A Plethora of Trauma: attachment, invalidation, workplace, relational and etc.
Trauma used to be thought of as a significant event such as being involved in a war, domestic violence or being sexually assaulted. Today, trauma is recognized as a lot more complex than that. In fact, our modern culture seems to breed complex trauma because we have so much more to feel stressed about than our ancestors did. We have bills to pay, a job to keep, health insurance to acquire, college loans and mortgages, a variety of relationships to juggle. Our mind-body connections were not really built to manage all of this stress. Over time, we build up traumatic body and emotional memories that keep us in a state of threat rather than going about our lives as normal.
As babies, toddlers and children many experience attachment trauma from caretakers not meeting their needs appropriately. Even though we might not have “narrative” memories of these experiences in our early childhood, our bodies, emotions and actions hold these memories well into adulthood. If not treated, adults can experience interpersonal difficulties, anger or emotional outbursts, isolation, numbing, dissociation, depression and anxiety among other symptoms that make life difficult.
Chronic invalidation or abandonment during childhood and adolescence can also cause a type of trauma that turns us into adults who do not trust their own judgment, might have difficulty understanding or expressing their emotions and believe they are unlovable or cannot trust others to be there for them.
Many individuals experience what is known as workplace trauma. This type of trauma develops from long term work stress surrounding a boss who is harsh or even verbally and emotionally abusive to staff, sexual harassment at work or constant threats of being fired if not performing up to standards. This trauma makes it difficult to focus at work, individuals might experience significant physical symptoms such as an eye twitch, hemorrhoids, digestive issues, headaches, etc.

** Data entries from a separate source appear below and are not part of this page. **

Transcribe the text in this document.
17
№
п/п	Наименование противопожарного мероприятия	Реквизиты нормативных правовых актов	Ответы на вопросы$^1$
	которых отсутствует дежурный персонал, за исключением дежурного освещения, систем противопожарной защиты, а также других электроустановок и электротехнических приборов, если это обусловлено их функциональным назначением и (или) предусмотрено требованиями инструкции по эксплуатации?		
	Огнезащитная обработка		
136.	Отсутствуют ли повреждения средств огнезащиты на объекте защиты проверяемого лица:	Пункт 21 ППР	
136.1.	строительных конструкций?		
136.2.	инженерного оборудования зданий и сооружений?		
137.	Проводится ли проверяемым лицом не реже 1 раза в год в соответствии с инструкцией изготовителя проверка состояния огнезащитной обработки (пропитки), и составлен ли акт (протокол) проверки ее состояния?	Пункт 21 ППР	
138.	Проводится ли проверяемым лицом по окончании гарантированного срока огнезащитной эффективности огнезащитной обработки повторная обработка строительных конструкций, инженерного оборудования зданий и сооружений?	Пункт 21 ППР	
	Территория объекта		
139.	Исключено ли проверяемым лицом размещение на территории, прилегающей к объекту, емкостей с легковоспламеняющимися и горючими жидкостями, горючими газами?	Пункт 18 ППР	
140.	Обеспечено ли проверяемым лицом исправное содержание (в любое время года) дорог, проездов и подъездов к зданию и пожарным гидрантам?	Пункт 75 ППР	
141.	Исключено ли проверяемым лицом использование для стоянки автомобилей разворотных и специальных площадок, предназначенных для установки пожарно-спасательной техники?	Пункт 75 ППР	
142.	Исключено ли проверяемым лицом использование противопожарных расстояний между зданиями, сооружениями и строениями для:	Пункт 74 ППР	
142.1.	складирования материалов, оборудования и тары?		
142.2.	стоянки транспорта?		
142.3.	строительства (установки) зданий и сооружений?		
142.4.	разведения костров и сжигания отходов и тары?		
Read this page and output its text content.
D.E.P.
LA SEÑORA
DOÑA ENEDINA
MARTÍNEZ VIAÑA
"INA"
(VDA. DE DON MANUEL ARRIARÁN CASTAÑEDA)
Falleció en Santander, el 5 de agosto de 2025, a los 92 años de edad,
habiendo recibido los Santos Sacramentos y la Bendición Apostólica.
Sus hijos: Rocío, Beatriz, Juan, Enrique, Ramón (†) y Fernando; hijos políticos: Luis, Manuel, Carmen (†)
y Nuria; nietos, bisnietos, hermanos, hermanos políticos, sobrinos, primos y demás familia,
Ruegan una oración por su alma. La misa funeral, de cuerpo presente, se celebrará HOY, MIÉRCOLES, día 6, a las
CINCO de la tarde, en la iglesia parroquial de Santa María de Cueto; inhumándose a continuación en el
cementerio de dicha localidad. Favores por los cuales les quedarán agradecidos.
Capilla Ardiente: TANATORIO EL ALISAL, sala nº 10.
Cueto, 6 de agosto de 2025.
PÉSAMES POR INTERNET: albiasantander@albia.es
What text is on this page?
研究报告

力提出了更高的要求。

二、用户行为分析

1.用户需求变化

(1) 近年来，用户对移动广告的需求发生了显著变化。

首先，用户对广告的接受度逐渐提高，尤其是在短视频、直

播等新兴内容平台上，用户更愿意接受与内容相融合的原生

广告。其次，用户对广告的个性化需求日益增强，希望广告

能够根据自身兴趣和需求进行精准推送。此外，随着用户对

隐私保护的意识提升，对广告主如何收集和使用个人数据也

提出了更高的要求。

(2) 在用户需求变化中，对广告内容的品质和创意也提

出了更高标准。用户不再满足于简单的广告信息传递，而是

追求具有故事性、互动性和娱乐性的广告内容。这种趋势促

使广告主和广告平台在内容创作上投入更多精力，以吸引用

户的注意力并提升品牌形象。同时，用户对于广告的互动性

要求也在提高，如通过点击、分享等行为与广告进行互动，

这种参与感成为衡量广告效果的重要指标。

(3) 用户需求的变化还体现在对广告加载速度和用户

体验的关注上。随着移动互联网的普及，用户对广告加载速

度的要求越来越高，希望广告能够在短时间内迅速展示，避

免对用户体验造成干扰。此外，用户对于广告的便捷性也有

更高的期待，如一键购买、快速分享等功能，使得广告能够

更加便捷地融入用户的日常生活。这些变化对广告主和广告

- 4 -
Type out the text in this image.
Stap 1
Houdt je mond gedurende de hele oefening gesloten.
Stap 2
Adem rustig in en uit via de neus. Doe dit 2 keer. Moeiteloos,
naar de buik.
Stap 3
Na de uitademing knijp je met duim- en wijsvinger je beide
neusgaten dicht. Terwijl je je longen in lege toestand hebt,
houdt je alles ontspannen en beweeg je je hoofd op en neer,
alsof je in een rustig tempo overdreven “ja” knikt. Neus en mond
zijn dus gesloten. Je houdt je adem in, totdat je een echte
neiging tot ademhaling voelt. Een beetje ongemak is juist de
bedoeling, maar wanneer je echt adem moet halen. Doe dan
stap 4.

When we experience a romantic partner cheating on us, lying to us or abusing us in one form or another over periods of months or years we might experience relational trauma. Relational trauma tends to impact future romantic relationships but also, at times, other relationships in our lives. It can make us feel distrustful of others for no reason at all, snap at our loved ones for perceived slights, and damage relationships that might have been healthy otherwise.
Is Therapy Right for You?
If you are experiencing symptoms or great amounts of stress that lead you to change your behaviors in ways you don’t like, therapy is likely right for you. Most people can benefit from therapy in our busy and stressful lives. While therapy might be right for you though, it is still important to find the right therapist as not every therapist is right for every person. Some people prefer a soft approach while others benefit from someone who is more brutally honest. Some individuals might need a supportive or psychodynamic therapist while others do better in skills based therapy. Be sure to shop around to find the right fit for you and never be afraid to fire your therapist if you feel it isn’t the right fit. No matter what, don’t give up! Therapy can be hard work and can feel hard and triggering at times, but the benefits in the end will be worth it!